Перепуганная Люба решила немедленно ехать в магазин и купить телевизор «Самсунг», о котором давно мечтала, а также кое-что из дорогих нательных вещей. Ешке пообещала за подмогу в доставке телевизора выставить вторую бутылку бельгийского спирта, а Савелию было все равно, чем заняться. Да и компания была ему по душе: люди пропащие, но с каким-то остатком человеческих свойств по сравнению с Лобаном. Прежде чем попасть в магазин, пришлось сделать солидный крюк до Востряковского кладбища, где Люба хранила свои капиталы. Никто не удивился, что она спрятала деньги в таком неподходящем месте, каждый понимал, что куда ни прячь, все одно рано или поздно своруют. На кладбище Савелия поразило обилие свежих могил — целые ряды, — где были зарыты молодые мужчины двадцати-тридцати лет. Необязательно жертвы чеченской бойни, много было юных лиц, усыпленных навеки неизвестно кем и почему. Пока Люба бегала куда-то в одном ей известном направлении, Савелий с Ешкой покурили возле совсем сегодняшней могилки, где на табличке было обозначено: «Соня и Витя Ковровы. 1975-1996 гг. Братва вас помнит, пацаны». Портретов Вити и Сони не было, может, не успели укрепить, а может, уже сорвали. Вокруг много было покореженных, разбитых памятников и оградок.

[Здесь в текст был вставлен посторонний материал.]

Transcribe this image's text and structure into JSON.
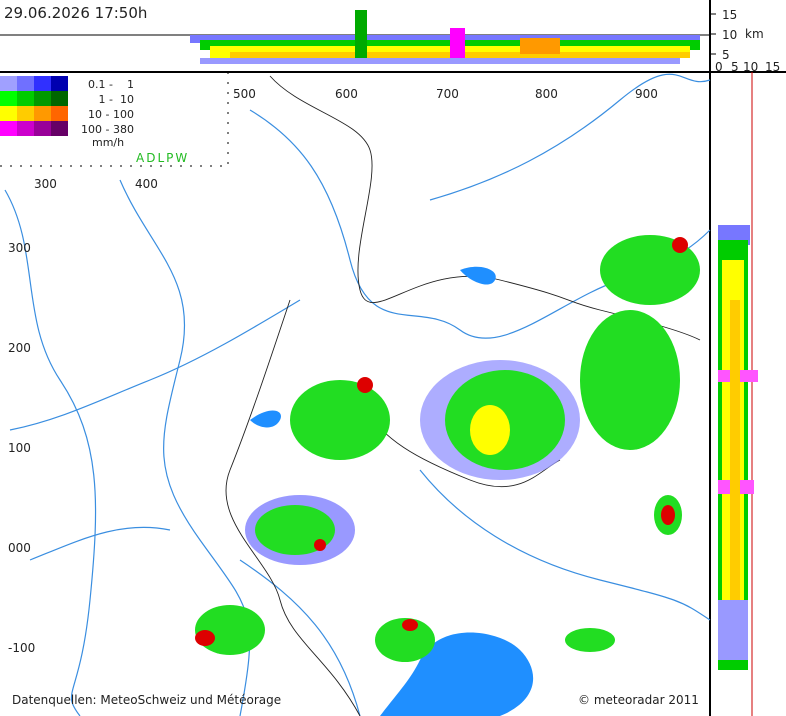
{
  "header": {
    "timestamp": "29.06.2026 17:50h"
  },
  "profile_axis": {
    "height_ticks": [
      "15",
      "10",
      "5"
    ],
    "height_unit": "km",
    "width_ticks": [
      "0",
      "5",
      "10",
      "15"
    ]
  },
  "legend": {
    "entries": [
      "0.1 -    1",
      "1 -  10",
      "10 - 100",
      "100 - 380"
    ],
    "unit": "mm/h",
    "stations": "ADLPW"
  },
  "map_axis": {
    "top_ticks": [
      "500",
      "600",
      "700",
      "800",
      "900"
    ],
    "inner_ticks": [
      "300",
      "400"
    ],
    "left_ticks": [
      "300",
      "200",
      "100",
      "000",
      "-100"
    ]
  },
  "footer": {
    "sources": "Datenquellen: MeteoSchweiz und Météorage",
    "copyright": "© meteoradar 2011"
  }
}
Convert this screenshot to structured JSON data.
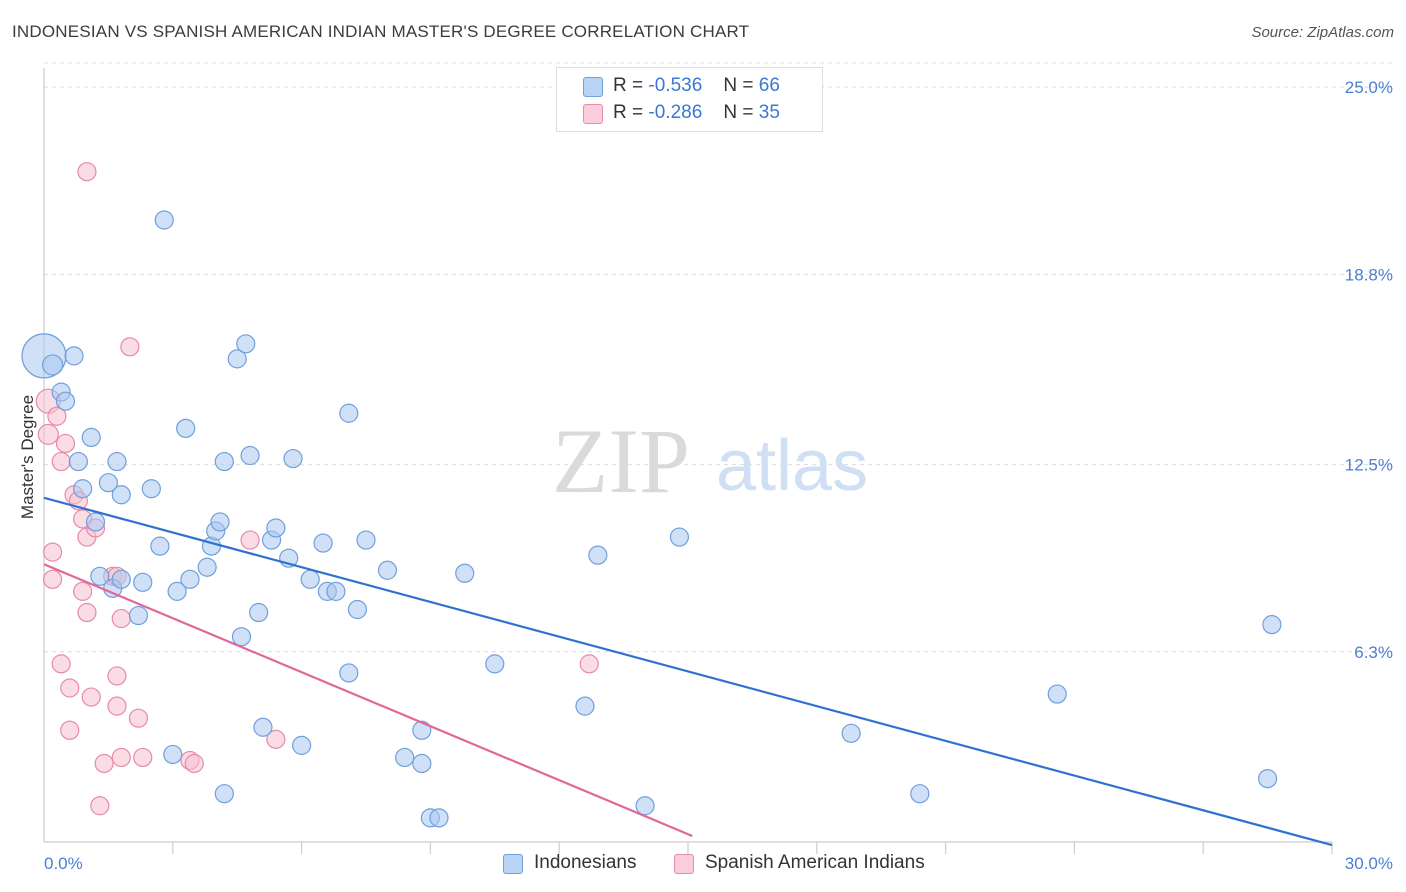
{
  "title": "INDONESIAN VS SPANISH AMERICAN INDIAN MASTER'S DEGREE CORRELATION CHART",
  "source": "Source: ZipAtlas.com",
  "watermark": {
    "zip": "ZIP",
    "atlas": "atlas"
  },
  "legend": {
    "rows": [
      {
        "r_label": "R =",
        "r_value": "-0.536",
        "n_label": "N =",
        "n_value": "66"
      },
      {
        "r_label": "R =",
        "r_value": "-0.286",
        "n_label": "N =",
        "n_value": "35"
      }
    ]
  },
  "bottom_legend": {
    "series1": "Indonesians",
    "series2": "Spanish American Indians"
  },
  "colors": {
    "blue_fill": "#a9c8f0",
    "blue_stroke": "#6f9fdc",
    "blue_line": "#2f72cf",
    "pink_fill": "#f6bfd0",
    "pink_stroke": "#e88aa8",
    "pink_line": "#e0679a",
    "tick_text": "#4a7fd0",
    "grid": "#dcdcdc"
  },
  "chart_data": {
    "type": "scatter",
    "title": "INDONESIAN VS SPANISH AMERICAN INDIAN MASTER'S DEGREE CORRELATION CHART",
    "xlabel": "",
    "ylabel": "Master's Degree",
    "xlim": [
      0,
      30
    ],
    "ylim": [
      0,
      25.8
    ],
    "x_tick_labels": [
      "0.0%",
      "30.0%"
    ],
    "y_ticks": [
      6.3,
      12.5,
      18.8,
      25.0
    ],
    "y_tick_labels": [
      "6.3%",
      "12.5%",
      "18.8%",
      "25.0%"
    ],
    "grid": true,
    "series": [
      {
        "name": "Indonesians",
        "color": "#a9c8f0",
        "r": -0.536,
        "n": 66,
        "trend": {
          "x": [
            0,
            30
          ],
          "y": [
            11.4,
            -0.1
          ]
        },
        "points": [
          [
            0.0,
            16.1,
            22
          ],
          [
            0.2,
            15.8,
            10
          ],
          [
            0.7,
            16.1,
            9
          ],
          [
            0.4,
            14.9,
            9
          ],
          [
            0.5,
            14.6,
            9
          ],
          [
            1.1,
            13.4,
            9
          ],
          [
            0.8,
            12.6,
            9
          ],
          [
            0.9,
            11.7,
            9
          ],
          [
            1.2,
            10.6,
            9
          ],
          [
            1.5,
            11.9,
            9
          ],
          [
            1.7,
            12.6,
            9
          ],
          [
            1.8,
            11.5,
            9
          ],
          [
            2.5,
            11.7,
            9
          ],
          [
            2.8,
            20.6,
            9
          ],
          [
            3.3,
            13.7,
            9
          ],
          [
            4.2,
            12.6,
            9
          ],
          [
            4.5,
            16.0,
            9
          ],
          [
            4.7,
            16.5,
            9
          ],
          [
            4.8,
            12.8,
            9
          ],
          [
            5.8,
            12.7,
            9
          ],
          [
            7.1,
            14.2,
            9
          ],
          [
            1.3,
            8.8,
            9
          ],
          [
            1.6,
            8.4,
            9
          ],
          [
            1.8,
            8.7,
            9
          ],
          [
            2.3,
            8.6,
            9
          ],
          [
            2.2,
            7.5,
            9
          ],
          [
            2.7,
            9.8,
            9
          ],
          [
            3.1,
            8.3,
            9
          ],
          [
            3.4,
            8.7,
            9
          ],
          [
            3.8,
            9.1,
            9
          ],
          [
            3.9,
            9.8,
            9
          ],
          [
            4.0,
            10.3,
            9
          ],
          [
            4.1,
            10.6,
            9
          ],
          [
            5.0,
            7.6,
            9
          ],
          [
            5.3,
            10.0,
            9
          ],
          [
            5.4,
            10.4,
            9
          ],
          [
            5.7,
            9.4,
            9
          ],
          [
            6.2,
            8.7,
            9
          ],
          [
            6.5,
            9.9,
            9
          ],
          [
            6.6,
            8.3,
            9
          ],
          [
            6.8,
            8.3,
            9
          ],
          [
            7.3,
            7.7,
            9
          ],
          [
            7.5,
            10.0,
            9
          ],
          [
            8.0,
            9.0,
            9
          ],
          [
            9.8,
            8.9,
            9
          ],
          [
            12.9,
            9.5,
            9
          ],
          [
            14.8,
            10.1,
            9
          ],
          [
            4.6,
            6.8,
            9
          ],
          [
            7.1,
            5.6,
            9
          ],
          [
            10.5,
            5.9,
            9
          ],
          [
            12.6,
            4.5,
            9
          ],
          [
            8.8,
            3.7,
            9
          ],
          [
            5.1,
            3.8,
            9
          ],
          [
            6.0,
            3.2,
            9
          ],
          [
            3.0,
            2.9,
            9
          ],
          [
            8.4,
            2.8,
            9
          ],
          [
            8.8,
            2.6,
            9
          ],
          [
            4.2,
            1.6,
            9
          ],
          [
            9.0,
            0.8,
            9
          ],
          [
            9.2,
            0.8,
            9
          ],
          [
            14.0,
            1.2,
            9
          ],
          [
            18.8,
            3.6,
            9
          ],
          [
            20.4,
            1.6,
            9
          ],
          [
            23.6,
            4.9,
            9
          ],
          [
            28.6,
            7.2,
            9
          ],
          [
            28.5,
            2.1,
            9
          ]
        ]
      },
      {
        "name": "Spanish American Indians",
        "color": "#f6bfd0",
        "r": -0.286,
        "n": 35,
        "trend": {
          "x": [
            0,
            15.1
          ],
          "y": [
            9.2,
            0.2
          ]
        },
        "points": [
          [
            0.1,
            14.6,
            12
          ],
          [
            0.1,
            13.5,
            10
          ],
          [
            0.3,
            14.1,
            9
          ],
          [
            0.5,
            13.2,
            9
          ],
          [
            0.4,
            12.6,
            9
          ],
          [
            1.0,
            22.2,
            9
          ],
          [
            2.0,
            16.4,
            9
          ],
          [
            0.7,
            11.5,
            9
          ],
          [
            0.8,
            11.3,
            9
          ],
          [
            0.9,
            10.7,
            9
          ],
          [
            1.0,
            10.1,
            9
          ],
          [
            1.2,
            10.4,
            9
          ],
          [
            0.2,
            9.6,
            9
          ],
          [
            0.2,
            8.7,
            9
          ],
          [
            0.9,
            8.3,
            9
          ],
          [
            1.0,
            7.6,
            9
          ],
          [
            1.6,
            8.8,
            9
          ],
          [
            1.7,
            8.8,
            9
          ],
          [
            1.8,
            7.4,
            9
          ],
          [
            4.8,
            10.0,
            9
          ],
          [
            0.4,
            5.9,
            9
          ],
          [
            0.6,
            5.1,
            9
          ],
          [
            1.1,
            4.8,
            9
          ],
          [
            1.7,
            5.5,
            9
          ],
          [
            1.7,
            4.5,
            9
          ],
          [
            2.2,
            4.1,
            9
          ],
          [
            0.6,
            3.7,
            9
          ],
          [
            1.4,
            2.6,
            9
          ],
          [
            1.8,
            2.8,
            9
          ],
          [
            2.3,
            2.8,
            9
          ],
          [
            3.4,
            2.7,
            9
          ],
          [
            3.5,
            2.6,
            9
          ],
          [
            5.4,
            3.4,
            9
          ],
          [
            12.7,
            5.9,
            9
          ],
          [
            1.3,
            1.2,
            9
          ]
        ]
      }
    ]
  }
}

— Чудно, — грустно заметил Савелий. — Будто мор свирепствует в округе.

Евлампий почтительно спросил:

— У вас в деревне разве не так же?

— У нас вовсе скоро некого будет хоронить.

— Как полагаешь, Савелий Васильевич, кто все это затеял? И почему?

От пожилого человека Савелию стыдно было слышать такие слова, и он не ответил. Только дымом загородился, как марлей.

В магазине «Электроника» оказался такой богатый выбор продукции, что у Савелия глаза разбежались. Он до того видел только один телевизор, старый черно-белый «Рекорд» у тетки Александры, к которой они вдвоем с матушкой в иной вечерок забредали, чтобы поглазеть на вольную, счастливую жизнь латиноамериканских буржуев. А тут, в магазине, на десятках экранов ломали кости, убивали друг дружку могутные парни, кривлялись под музыку полуголые соблазнительные девки, зубоскалили, Делили призы сытые россиянские рожи, да и много еще было такого, от чего голова шла кругом. В этом нарядном магазине уже разверзлась преисподняя, и вежливые продавцы в опрятных костюмчиках заманивали в нее покупателей.